Karen Pierce was examining two hand-painted wine glasses in the Wayne Woman's Exchange when the manager gave her the bad news: The shop was closing at the end of June.

"Oooh, you're leaving?" asked Pierce, a regular customer, sounding genuinely sad. "How long have you been here?"

Since the height of the Great Depression - 1932 - when the Lancaster Avenue gift store opened as part of the Federation of Woman's Exchanges, places where women could sell handwork and homemade goodies to earn extra cash.

The first exchange was founded in Philadelphia in 1832 - quaintly named the Philadelphia Ladies' Depository - launching one of the nation's oldest continually operating charitable movements. Talented consignors made money from the sale of their work, and the stores poured the profits back into the community.

By the end of the 19th century, there were 73 exchanges from Los Angeles to Newport, R.I. By the end of the 1930s, there were 46 stores, of which 19 remain, including one in Reading.

Exchanges are a throwback to a genteel era when most women knew how to knit, sew, and cook - and had the time to do it. Many became entrepreneurs; Mrs. Fearnow's Brunswick Stew was sold at the Richmond, Va., exchange before becoming a multimillion-dollar business.

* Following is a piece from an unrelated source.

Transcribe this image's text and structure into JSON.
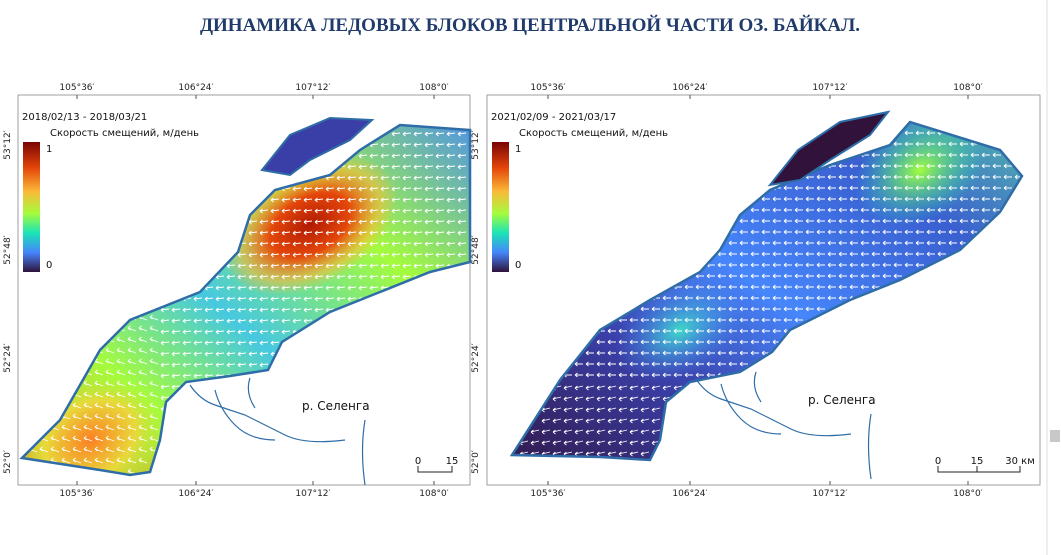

Nowadays, there aren't enough consignors or volunteers to keep the business going, said Sue Finn, manager of the Wayne store for 40 of her 83 years.

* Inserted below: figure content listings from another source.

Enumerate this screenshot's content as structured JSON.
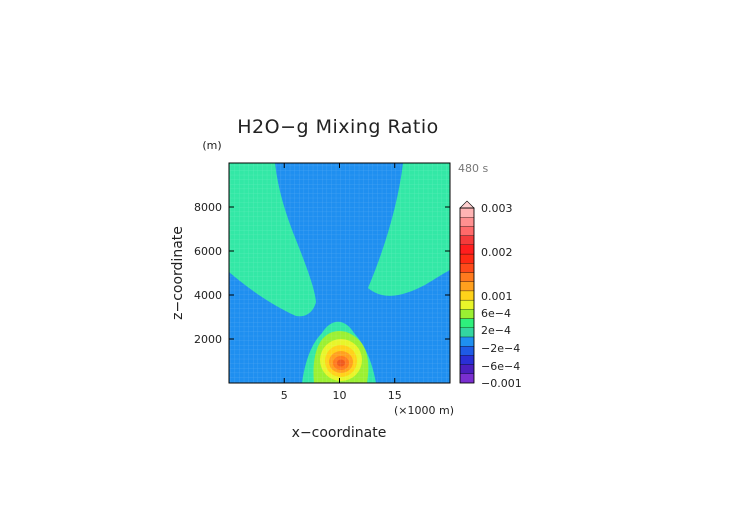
{
  "chart_data": {
    "type": "heatmap",
    "title": "H2O−g Mixing Ratio",
    "xlabel": "x−coordinate",
    "ylabel": "z−coordinate",
    "x_unit": "(×1000 m)",
    "y_unit": "(m)",
    "time_label": "480 s",
    "xlim": [
      0,
      20
    ],
    "ylim": [
      0,
      10000
    ],
    "x_ticks": [
      {
        "value": 5,
        "label": "5"
      },
      {
        "value": 10,
        "label": "10"
      },
      {
        "value": 15,
        "label": "15"
      }
    ],
    "y_ticks": [
      {
        "value": 2000,
        "label": "2000"
      },
      {
        "value": 4000,
        "label": "4000"
      },
      {
        "value": 6000,
        "label": "6000"
      },
      {
        "value": 8000,
        "label": "8000"
      }
    ],
    "colorbar": {
      "max_label": "0.003",
      "labels": [
        "0.003",
        "0.002",
        "0.001",
        "6e−4",
        "2e−4",
        "−2e−4",
        "−6e−4",
        "−0.001"
      ],
      "bins": [
        {
          "label": "-0.001",
          "color": "#7a2fd0"
        },
        {
          "label": "",
          "color": "#4b1fbf"
        },
        {
          "label": "-6e-4",
          "color": "#2a2fd6"
        },
        {
          "label": "",
          "color": "#1e5be6"
        },
        {
          "label": "-2e-4",
          "color": "#1f8ff0"
        },
        {
          "label": "",
          "color": "#33d6a0"
        },
        {
          "label": "2e-4",
          "color": "#2ef07c"
        },
        {
          "label": "",
          "color": "#9bf032"
        },
        {
          "label": "6e-4",
          "color": "#e8f52a"
        },
        {
          "label": "",
          "color": "#ffd21a"
        },
        {
          "label": "0.001",
          "color": "#ffa01e"
        },
        {
          "label": "",
          "color": "#ff7a1e"
        },
        {
          "label": "",
          "color": "#ff4a1a"
        },
        {
          "label": "",
          "color": "#ff2a14"
        },
        {
          "label": "0.002",
          "color": "#ff1e1e"
        },
        {
          "label": "",
          "color": "#f53b3b"
        },
        {
          "label": "",
          "color": "#ff6a6a"
        },
        {
          "label": "",
          "color": "#ff9090"
        },
        {
          "label": "0.003",
          "color": "#ffb4b4"
        }
      ]
    },
    "regions": [
      {
        "name": "background-positive",
        "color": "#33e8a6"
      },
      {
        "name": "v-shaped-negative",
        "color": "#1f8ff0"
      },
      {
        "name": "bubble-2e-4",
        "color": "#9bf032"
      },
      {
        "name": "bubble-4e-4",
        "color": "#e8f52a"
      },
      {
        "name": "bubble-6e-4",
        "color": "#ffd21a"
      },
      {
        "name": "bubble-8e-4",
        "color": "#ffa01e"
      },
      {
        "name": "bubble-core",
        "color": "#ff7a1e"
      },
      {
        "name": "bubble-center",
        "color": "#f05a1e"
      }
    ]
  }
}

"We aren't making enough to cover our bills," said Finn, who oversees about 20 volunteers, down from 60 at the peak 15 years ago.

The decision to close was made at the May board meeting, and consignors were notified two weeks ago. The last day will be June 30.

Many exchanges are struggling as shoppers visit eBay and volunteers return to the workplace, federation president Joan Wilson said. But a few are thriving as a new generation of crafters find an outlet for their handwork.

Successful stores "change with the times and have a lively volunteer base," said Wilson, citing an exchange in Dallas whose sales are "in the millions."

Wilson, who started volunteering at a store near Boston seven years ago, said she worried that the exchanges wouldn't survive.

"I have been a consummate optimist, believing in the old adage 'Where there's a will, there's a way,' but the more news I hear, the more I wonder if any of us will be around to tell the tale of a movement that gave women hope, that supported women's issues, that, ultimately, helped women to help themselves," she wrote in an e-mail.

On a recent afternoon, Finn and volunteers Leone Verkes and Joyce Apple took toys, dolls, dresses, and baby blankets off shelves to send back to consignors.

One thing they won't have to return are the homemade cookies, the store's biggest seller. At Christmas, customers gobble up 100 pounds or more.

The thin, crispy cookies, which cost $12 a pound, filled large glass storage jars that looked like they belonged on the shelf of an old-time general store.

Next to them was a freezer with a few individually packaged handmade dinners that were right off a 1930s menu: shepherd's pie, meat loaf, chicken divan, potato supreme. At Thanksgiving, customers could buy fully cooked turkeys, gravy, and stuffing.

"I have one guy who will cry for shepherd's pie," Finn said.

The store was the first place where the now internationally famous Byers' Choice Carolers were sold, Finn said proudly. She remembers company founder Joyce Byers walking into the exchange more than 30 years ago and asking if she could sell her Christmas figurines.

The exchange is even mentioned in a video that Byers shows at its Chalfont headquarters, Finn said.

"We're going to have to pass out the Kleenex," she said.

By the time Pierce was done shopping, she had spent close to $100 on several one-of-a-kind items, including a white hand-knit baby sweater, a wooden pull caterpillar, and the wine glasses, plus mini-quiches and sticky buns. What she had come for, a snack mix called Nuts and Bolts that her family gobbles up, was all gone. But Finn promised to order some for her before the store closed.

If only more customers were like Pierce, a volunteer noted wistfully, the exchange might have survived.

"You got that right, honey," said Finn.